In October of 2004, the insureds filed suit against Lexington, alleging that it breached the insurance contract by failing to pay the claim. Id., at *13. In response to Lexington’s argument that the suit was barred by the policy’s two-year limitation on suits clause, the insureds argued that the “two-year limitation period did not begin to run until July 2003, after the cause of damage was determined.” Id., at *14. The Court reviewed case law from 1856 through 2008 in an attempt to determine when the two-year period commenced running. The review included a 1992 case wherein a New York court had held that a similar limitation of suits clause “did not begin to run until the full extent of the loss was known.” Id., at *20. However, the Court found that in more recent cases, “New York courts appear to have abandoned the rigid approach that underlay the ancient cases … in favor of a more flexible approach that considers the plain meaning of the contractual language.” Id., at *21. Accordingly, the Court applied the limitation of suits clause according to its plain language and held that the claim was time-barred. Id., at *22.

 

With respect to the insureds’ estoppel argument, the Court held that the letter Lexington sent to its insureds about two weeks after the Lexington representative visited the insureds’ home, “undercut any assurances that [the insureds] may have previously received.” Id., at *8. Moreover, due in part to the insurance broker’s reference to Lexington as a third-party, the Court held that the insureds “either knew or should have known that [they] could not rely on assurances” from the broker.
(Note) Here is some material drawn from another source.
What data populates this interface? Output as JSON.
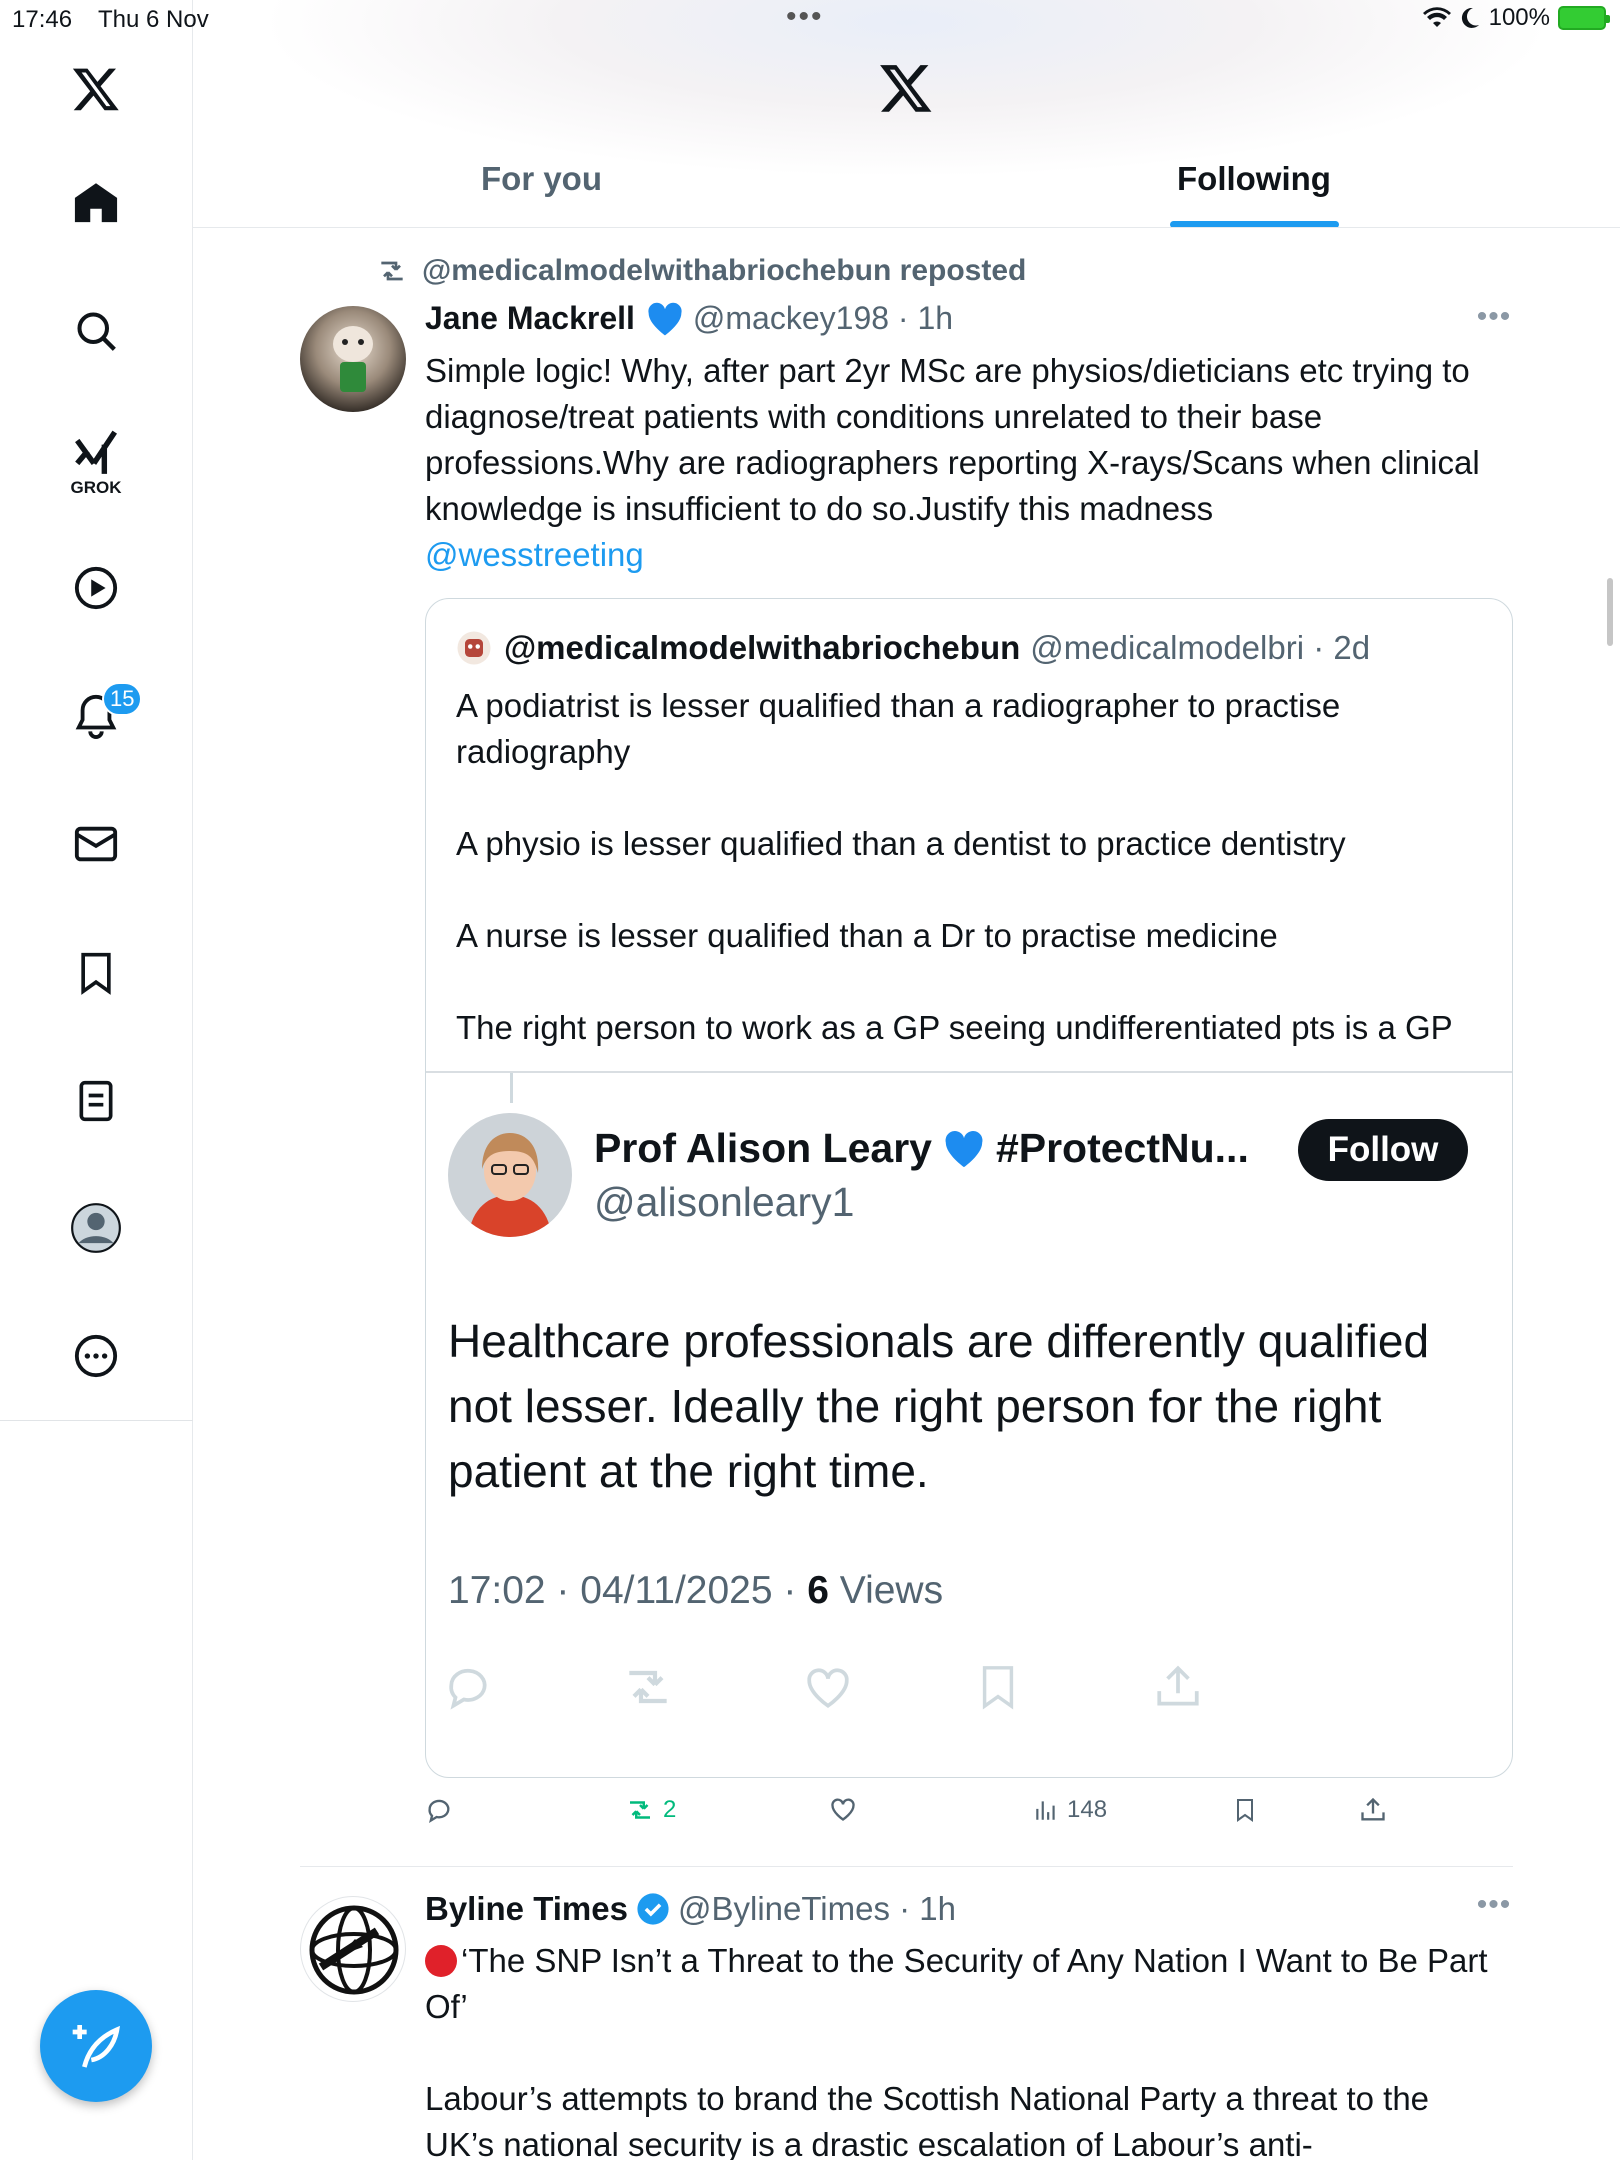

Id., at *25. At the very least, the Court noted, the insureds should have realized that the claim would not likely be paid when Lexington took one of the insured’s depositions, prior to the litigation and prior to expiration of the two-year limitation period, that included several questions “which suggested Lexington’s belief that [the insured] had not given prompt notification of the damage.” Id., at *26.